Of course, the coding landscape is always changing, and everything I’ve said above is how I use LLMs for now. It’s entirely possible I see a post on Hacker News that completely changes my views on vibe coding or other AI coding workflows, but I’m happy with my coding productivity as it is currently and I am able to complete all my coding tasks quickly and correctly.
当然,编程领域总是在不断变化,我上面所说的一切只是我目前使用 LLMs 的方式。完全有可能我在 Hacker News 上看到一篇文章,彻底改变我对氛围编程或其他 AI 编程工作流的看法,但我对当前的编程效率感到满意,能够快速且正确地完成所有编码任务。
What’s Next for LLM Users?
LLM 用户的下一步是什么?
Discourse about LLMs and their role in society has become bifuricated enough such that making the extremely neutral statement that LLMs have some uses is enough to justify a barrage of harrassment. I strongly disagree with AI critic Ed Zitron about his assertions that the reason the LLM industry is doomed because OpenAI and other LLM providers can’t earn enough revenue to offset their massive costs as LLMs have no real-world use. Two things can be true simultaneously: (a) LLM provider cost economics are too negative to return positive ROI to investors, and (b) LLMs are useful for solving problems that are meaningful and high impact, albeit not to the AGI hype that would justify point (a). This particular combination creates a frustrating gray area that requires a nuance that an ideologically split social media can no longer support gracefully. Hypothetically, If OpenAI and every other LLM provider suddenly collapsed and no better LLM models would ever be trained and released, open-source and permissively licensed models such as Qwen3 and DeepSeek R1 that perform comparable to ChatGPT are valid substitute goods and they can be hosted on dedicated LLM hosting providers like Cerebras and Groq who can actually make money on each user inference query. OpenAI collapsing would not cause the end of LLMs, because LLMs are useful today and there will always be a nonzero market demand for them: it’s a bell that can’t be unrung.
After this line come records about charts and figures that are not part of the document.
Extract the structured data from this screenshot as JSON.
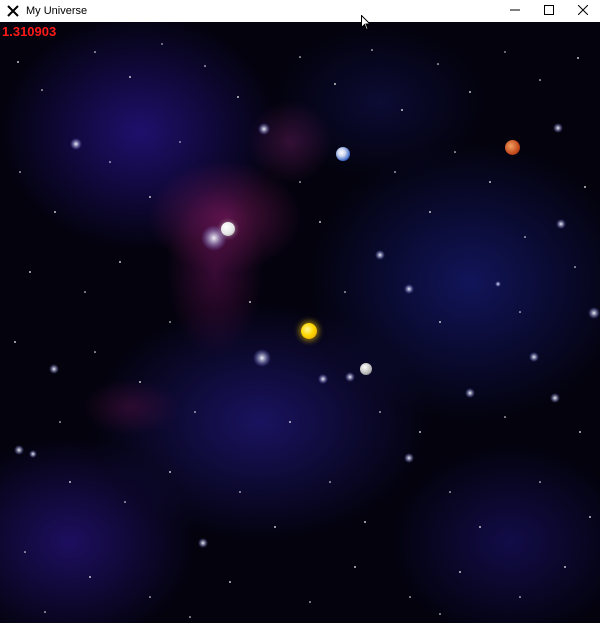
{
  "window": {
    "title": "My Universe",
    "app_icon": "x-logo-icon",
    "controls": {
      "minimize": "minimize-icon",
      "maximize": "maximize-icon",
      "close": "close-icon"
    }
  },
  "scene": {
    "fps_value": "1.310903",
    "fps_color": "#ff1a1a",
    "background_color": "#03020d",
    "nebula_colors": [
      "#2a1a8c",
      "#8c1e6e"
    ],
    "sun_color": "#ffcc00",
    "earth_color": "#3b66c4",
    "mars_color": "#c44a1e"
  }
}
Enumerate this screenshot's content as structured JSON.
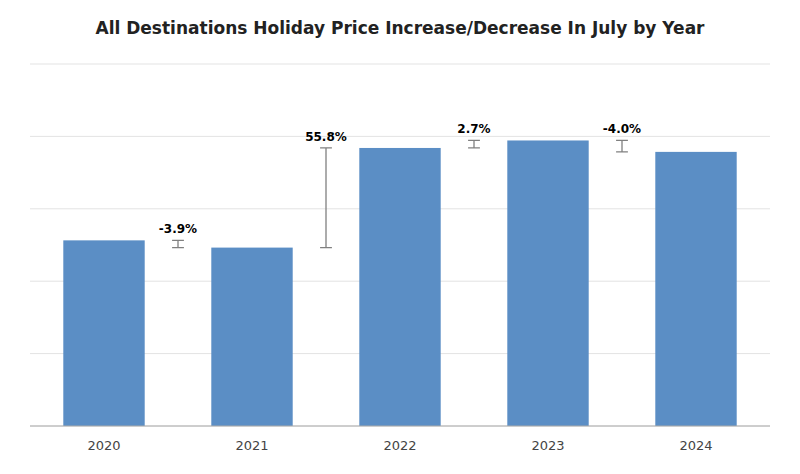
{
  "chart_data": {
    "type": "bar",
    "title": "All Destinations Holiday Price Increase/Decrease In July by Year",
    "categories": [
      "2020",
      "2021",
      "2022",
      "2023",
      "2024"
    ],
    "values": [
      100,
      96.1,
      149.77,
      153.81,
      147.66
    ],
    "color": "#5B8EC5",
    "ylim": [
      0,
      195
    ],
    "yticks": [
      0,
      39,
      78,
      117,
      156,
      195
    ],
    "grid": true,
    "tick_labels": "x",
    "annotations": [
      "-3.9%",
      "55.8%",
      "2.7%",
      "-4.0%"
    ]
  }
}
关于 LLMs 及其在社会中角色的讨论已经两极分化到如此程度,以至于仅仅做出“LLMs 有一定用途”这样极其中立的声明,就足以招致一连串的骚扰。我强烈反对 AI 评论家 Ed Zitron 的观点,他认为 LLM 行业注定失败的原因是 OpenAI 和其他 LLM 提供商无法通过 LLMs 获得足够收入来抵消其巨额成本,因为 LLMs 在现实世界中并无实际用途。两件事可以同时成立:(a) LLM 提供商的成本经济学过于负面,无法为投资者带来正向投资回报;(b) LLMs 在解决有意义且影响重大的问题上是有用的,尽管这还达不到能证明(a)点合理性的通用人工智能(AGI)炒作水平。这种特殊的组合创造了一个令人沮丧的灰色地带,需要一种社交媒体因意识形态分裂而无法优雅支持的微妙理解。 假设 OpenAI 及其他所有 LLM 提供商突然倒闭,且未来不再有更优的 LLM 模型被训练和发布,性能与 ChatGPT 相当的开源及宽松许可模型如 Qwen3 和 DeepSeek R1 将成为有效的替代品,它们可由 Cerebras、Groq 等专业 LLM 托管服务商部署——这些服务商实际上能从每项用户推理请求中盈利。OpenAI 的倒闭不会导致 LLMs 的终结,因为 LLMs 如今已证明其价值,市场对它们的需求永远存在:这是不可逆转的技术趋势。
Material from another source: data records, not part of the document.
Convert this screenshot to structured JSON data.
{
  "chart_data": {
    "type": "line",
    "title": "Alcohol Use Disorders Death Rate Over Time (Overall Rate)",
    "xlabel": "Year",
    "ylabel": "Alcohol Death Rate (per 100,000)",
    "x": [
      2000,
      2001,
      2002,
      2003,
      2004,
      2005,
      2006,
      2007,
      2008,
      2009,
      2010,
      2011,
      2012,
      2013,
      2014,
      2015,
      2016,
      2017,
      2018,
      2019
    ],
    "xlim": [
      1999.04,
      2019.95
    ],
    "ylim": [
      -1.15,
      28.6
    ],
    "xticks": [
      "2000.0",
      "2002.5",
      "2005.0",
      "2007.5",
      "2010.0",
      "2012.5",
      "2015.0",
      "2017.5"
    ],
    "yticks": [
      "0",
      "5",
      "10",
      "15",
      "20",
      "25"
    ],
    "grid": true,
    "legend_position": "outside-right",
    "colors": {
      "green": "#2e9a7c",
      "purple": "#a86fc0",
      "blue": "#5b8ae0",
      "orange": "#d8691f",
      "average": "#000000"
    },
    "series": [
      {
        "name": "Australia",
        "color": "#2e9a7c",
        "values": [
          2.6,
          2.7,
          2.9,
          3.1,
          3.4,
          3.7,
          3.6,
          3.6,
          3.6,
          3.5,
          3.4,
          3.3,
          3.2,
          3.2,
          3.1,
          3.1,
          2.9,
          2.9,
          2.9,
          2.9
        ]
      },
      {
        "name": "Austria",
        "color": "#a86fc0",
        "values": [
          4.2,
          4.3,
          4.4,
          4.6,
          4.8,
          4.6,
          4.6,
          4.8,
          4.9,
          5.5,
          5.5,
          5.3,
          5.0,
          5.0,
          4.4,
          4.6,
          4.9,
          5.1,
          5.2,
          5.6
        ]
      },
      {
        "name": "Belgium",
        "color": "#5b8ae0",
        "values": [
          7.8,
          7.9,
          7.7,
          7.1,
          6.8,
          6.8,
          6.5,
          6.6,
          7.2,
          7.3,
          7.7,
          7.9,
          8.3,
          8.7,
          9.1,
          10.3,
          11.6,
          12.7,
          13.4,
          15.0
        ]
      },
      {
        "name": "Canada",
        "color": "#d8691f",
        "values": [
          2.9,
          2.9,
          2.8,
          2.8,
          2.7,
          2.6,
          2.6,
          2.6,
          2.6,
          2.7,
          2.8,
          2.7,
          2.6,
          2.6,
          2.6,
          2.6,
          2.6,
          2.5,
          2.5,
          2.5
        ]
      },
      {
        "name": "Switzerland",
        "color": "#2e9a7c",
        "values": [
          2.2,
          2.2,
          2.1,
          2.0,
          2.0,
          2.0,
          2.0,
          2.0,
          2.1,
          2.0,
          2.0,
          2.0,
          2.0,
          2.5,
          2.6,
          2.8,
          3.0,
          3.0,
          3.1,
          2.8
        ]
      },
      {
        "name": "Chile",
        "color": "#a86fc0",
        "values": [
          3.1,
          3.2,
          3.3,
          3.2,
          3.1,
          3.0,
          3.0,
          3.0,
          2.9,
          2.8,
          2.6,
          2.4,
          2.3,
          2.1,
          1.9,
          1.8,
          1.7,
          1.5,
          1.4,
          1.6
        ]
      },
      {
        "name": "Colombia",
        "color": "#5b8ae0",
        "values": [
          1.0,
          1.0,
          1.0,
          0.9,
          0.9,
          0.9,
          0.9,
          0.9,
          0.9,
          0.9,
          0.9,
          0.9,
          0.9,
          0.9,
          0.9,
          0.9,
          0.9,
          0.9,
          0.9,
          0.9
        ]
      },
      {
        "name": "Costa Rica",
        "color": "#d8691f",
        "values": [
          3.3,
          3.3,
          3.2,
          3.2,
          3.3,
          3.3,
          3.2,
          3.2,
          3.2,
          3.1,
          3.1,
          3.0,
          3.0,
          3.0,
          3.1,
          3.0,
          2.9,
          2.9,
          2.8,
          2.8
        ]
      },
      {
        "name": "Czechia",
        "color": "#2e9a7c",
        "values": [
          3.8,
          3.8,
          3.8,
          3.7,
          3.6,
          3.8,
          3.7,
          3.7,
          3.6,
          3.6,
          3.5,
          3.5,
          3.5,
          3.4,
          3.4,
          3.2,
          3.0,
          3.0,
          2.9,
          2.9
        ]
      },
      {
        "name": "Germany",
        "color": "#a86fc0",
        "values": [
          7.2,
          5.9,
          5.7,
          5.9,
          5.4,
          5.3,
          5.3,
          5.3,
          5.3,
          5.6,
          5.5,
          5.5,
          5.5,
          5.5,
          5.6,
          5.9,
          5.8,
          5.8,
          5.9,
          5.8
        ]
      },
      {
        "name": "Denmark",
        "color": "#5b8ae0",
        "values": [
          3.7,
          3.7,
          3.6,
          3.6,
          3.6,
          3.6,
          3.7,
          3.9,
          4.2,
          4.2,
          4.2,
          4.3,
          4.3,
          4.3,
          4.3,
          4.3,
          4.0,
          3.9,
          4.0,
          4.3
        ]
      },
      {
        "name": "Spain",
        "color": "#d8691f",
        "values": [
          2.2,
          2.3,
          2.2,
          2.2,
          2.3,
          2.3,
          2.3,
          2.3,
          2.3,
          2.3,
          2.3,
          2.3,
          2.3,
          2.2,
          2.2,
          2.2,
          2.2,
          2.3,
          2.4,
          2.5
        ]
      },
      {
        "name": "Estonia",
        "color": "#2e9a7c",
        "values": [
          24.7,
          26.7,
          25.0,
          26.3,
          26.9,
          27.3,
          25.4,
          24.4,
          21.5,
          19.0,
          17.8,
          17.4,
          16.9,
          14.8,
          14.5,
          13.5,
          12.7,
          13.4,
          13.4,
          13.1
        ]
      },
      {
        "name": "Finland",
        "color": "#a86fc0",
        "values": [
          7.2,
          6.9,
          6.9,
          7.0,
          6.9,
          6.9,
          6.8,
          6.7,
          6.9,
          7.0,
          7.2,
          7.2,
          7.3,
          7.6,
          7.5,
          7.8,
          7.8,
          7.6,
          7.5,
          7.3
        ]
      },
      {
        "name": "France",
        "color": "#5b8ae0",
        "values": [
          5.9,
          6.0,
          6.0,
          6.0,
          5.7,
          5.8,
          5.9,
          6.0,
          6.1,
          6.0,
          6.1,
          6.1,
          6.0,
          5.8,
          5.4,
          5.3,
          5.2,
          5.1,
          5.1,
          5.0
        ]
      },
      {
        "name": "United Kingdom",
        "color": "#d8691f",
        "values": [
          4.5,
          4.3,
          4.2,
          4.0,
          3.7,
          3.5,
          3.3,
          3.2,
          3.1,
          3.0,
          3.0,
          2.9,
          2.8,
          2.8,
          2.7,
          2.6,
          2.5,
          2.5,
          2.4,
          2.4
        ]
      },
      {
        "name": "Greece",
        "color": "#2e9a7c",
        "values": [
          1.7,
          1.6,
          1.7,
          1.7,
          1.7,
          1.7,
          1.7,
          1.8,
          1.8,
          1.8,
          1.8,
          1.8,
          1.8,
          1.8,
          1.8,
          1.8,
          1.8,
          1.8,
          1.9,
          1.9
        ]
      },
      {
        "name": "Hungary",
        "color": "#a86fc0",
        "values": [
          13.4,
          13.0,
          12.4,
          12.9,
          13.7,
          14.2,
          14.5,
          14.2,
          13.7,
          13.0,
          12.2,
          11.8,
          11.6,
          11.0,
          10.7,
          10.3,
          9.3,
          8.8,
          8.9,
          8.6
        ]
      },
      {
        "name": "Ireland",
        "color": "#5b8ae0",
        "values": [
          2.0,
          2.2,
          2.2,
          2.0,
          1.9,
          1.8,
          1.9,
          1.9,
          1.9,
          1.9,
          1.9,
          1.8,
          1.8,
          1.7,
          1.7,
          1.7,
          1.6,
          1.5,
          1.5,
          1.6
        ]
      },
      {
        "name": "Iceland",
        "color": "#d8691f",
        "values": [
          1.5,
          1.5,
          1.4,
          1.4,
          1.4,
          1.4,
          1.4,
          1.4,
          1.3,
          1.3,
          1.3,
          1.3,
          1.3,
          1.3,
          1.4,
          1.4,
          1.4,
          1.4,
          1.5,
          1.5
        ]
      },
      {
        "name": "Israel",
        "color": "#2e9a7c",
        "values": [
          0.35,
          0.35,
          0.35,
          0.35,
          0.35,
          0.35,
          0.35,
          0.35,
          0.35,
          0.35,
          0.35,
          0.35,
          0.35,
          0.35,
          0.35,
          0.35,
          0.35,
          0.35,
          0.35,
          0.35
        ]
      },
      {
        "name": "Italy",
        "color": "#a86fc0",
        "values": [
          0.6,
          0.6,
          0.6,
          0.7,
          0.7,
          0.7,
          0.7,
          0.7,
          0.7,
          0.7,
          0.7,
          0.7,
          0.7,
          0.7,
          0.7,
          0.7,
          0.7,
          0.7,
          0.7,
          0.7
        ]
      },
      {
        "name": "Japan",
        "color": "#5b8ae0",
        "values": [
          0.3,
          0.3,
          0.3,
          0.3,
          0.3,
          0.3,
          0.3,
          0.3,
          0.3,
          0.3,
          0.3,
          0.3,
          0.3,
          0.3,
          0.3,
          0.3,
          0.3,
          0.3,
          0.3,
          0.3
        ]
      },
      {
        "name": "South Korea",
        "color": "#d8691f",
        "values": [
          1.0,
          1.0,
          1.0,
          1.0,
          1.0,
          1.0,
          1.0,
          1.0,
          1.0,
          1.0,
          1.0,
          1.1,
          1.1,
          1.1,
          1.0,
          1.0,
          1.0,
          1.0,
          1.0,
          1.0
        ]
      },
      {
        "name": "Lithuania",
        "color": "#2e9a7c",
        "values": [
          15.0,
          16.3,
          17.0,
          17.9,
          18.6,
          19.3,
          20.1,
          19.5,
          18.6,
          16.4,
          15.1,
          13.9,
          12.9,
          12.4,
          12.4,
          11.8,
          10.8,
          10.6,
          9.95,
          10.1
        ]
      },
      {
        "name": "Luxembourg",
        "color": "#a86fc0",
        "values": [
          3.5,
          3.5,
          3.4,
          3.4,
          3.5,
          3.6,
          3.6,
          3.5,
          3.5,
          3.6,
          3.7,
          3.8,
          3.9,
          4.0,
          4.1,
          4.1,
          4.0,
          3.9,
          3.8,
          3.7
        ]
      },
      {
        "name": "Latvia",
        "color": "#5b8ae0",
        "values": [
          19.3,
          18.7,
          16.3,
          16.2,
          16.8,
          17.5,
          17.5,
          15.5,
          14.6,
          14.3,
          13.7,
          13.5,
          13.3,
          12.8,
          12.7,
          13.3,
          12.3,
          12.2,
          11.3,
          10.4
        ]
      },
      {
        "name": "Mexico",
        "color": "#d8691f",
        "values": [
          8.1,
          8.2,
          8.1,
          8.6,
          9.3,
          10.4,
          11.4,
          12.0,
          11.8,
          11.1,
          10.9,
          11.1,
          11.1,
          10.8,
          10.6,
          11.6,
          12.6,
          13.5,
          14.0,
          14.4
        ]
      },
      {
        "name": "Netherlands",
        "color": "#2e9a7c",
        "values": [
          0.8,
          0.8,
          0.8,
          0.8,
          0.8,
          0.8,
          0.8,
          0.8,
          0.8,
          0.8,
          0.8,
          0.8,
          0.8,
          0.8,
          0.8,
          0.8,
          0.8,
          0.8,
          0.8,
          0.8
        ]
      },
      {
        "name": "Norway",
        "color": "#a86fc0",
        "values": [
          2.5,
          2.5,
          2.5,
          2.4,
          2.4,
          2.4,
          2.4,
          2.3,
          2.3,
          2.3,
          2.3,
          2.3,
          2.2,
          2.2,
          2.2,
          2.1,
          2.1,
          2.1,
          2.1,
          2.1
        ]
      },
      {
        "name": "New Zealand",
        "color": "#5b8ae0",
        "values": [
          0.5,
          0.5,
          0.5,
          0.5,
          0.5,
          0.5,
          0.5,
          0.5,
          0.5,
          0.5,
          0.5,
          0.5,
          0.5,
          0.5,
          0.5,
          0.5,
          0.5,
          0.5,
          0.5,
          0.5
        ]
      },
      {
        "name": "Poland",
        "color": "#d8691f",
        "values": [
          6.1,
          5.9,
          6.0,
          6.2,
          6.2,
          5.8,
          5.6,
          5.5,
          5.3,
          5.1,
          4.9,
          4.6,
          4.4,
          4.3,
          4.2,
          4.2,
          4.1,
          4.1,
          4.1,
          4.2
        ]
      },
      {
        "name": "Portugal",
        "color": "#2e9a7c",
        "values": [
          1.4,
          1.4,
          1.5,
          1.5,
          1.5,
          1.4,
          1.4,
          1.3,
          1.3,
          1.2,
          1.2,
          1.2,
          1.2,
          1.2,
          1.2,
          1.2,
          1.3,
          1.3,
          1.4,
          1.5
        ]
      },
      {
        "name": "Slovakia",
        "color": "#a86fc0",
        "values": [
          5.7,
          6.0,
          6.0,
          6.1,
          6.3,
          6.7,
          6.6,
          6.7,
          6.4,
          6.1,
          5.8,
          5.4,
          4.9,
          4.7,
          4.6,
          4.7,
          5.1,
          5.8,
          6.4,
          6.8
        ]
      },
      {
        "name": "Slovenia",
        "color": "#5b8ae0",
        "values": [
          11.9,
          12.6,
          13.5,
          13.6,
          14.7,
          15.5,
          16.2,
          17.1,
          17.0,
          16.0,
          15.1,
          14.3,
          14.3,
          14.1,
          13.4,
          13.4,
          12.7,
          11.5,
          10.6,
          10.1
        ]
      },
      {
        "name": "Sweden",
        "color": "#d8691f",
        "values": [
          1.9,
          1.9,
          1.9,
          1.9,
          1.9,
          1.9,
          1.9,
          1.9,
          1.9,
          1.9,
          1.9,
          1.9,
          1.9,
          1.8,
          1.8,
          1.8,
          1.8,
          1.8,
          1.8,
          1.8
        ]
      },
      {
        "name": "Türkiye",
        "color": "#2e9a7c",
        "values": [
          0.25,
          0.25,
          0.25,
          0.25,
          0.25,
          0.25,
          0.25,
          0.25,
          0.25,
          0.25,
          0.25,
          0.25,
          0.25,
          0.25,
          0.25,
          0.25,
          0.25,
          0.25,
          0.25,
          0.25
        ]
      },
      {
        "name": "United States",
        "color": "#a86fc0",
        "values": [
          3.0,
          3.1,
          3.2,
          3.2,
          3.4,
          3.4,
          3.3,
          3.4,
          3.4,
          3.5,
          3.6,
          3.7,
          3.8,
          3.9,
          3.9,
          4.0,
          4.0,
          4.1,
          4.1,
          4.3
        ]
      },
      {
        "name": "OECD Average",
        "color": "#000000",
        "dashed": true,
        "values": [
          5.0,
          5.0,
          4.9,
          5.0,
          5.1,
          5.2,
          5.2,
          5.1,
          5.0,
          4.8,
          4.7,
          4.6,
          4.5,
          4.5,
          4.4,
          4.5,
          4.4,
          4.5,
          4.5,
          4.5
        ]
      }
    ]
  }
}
As a software engineer — and especially as a data scientist — one thing I’ve learnt over the years is that it’s always best to use the right tool when appropriate, and LLMs are just another tool in that toolbox. LLMs can be both productive and counterproductive depending on where and when you use them, but they are most definitely not useless. LLMs are more akin to forcing a square peg into a round hole (at the risk of damaging either the peg or hole in the process) while doing things without LLM assistance is the equivalent of carefully defining a round peg to pass through the round hole without incident. But for some round holes, sometimes shoving the square peg through and asking questions later makes sense when you need to iterate quickly, while sometimes you have to be more precise with both the peg and the hole to ensure neither becomes damaged, because then you have to spend extra time and money fixing the peg and/or hole.
作为一名软件工程师——尤其是数据科学家——多年来我学到的一点是,适时使用合适的工具总是最佳选择,而 LLMs 不过是工具箱中的又一件工具。根据使用场景和时机,LLMs 既可能提升效率也可能适得其反,但它们绝非无用之物。LLMs 更像是强行将方钉打入圆孔(过程中可能损坏钉或孔),而不借助 LLM 辅助则相当于精心设计圆钉使其顺利通过圆孔。但对于某些圆孔,在需要快速迭代时,先强行塞入方钉再解决问题可能更合理;而有时则需对钉和孔都更加精确,以避免损坏,否则将额外耗费时间和成本修复钉或孔。
…maybe it’s okay if I ask an LLM to help me write my metaphors going forward.
…也许以后我可以让 LLM 帮我写比喻句。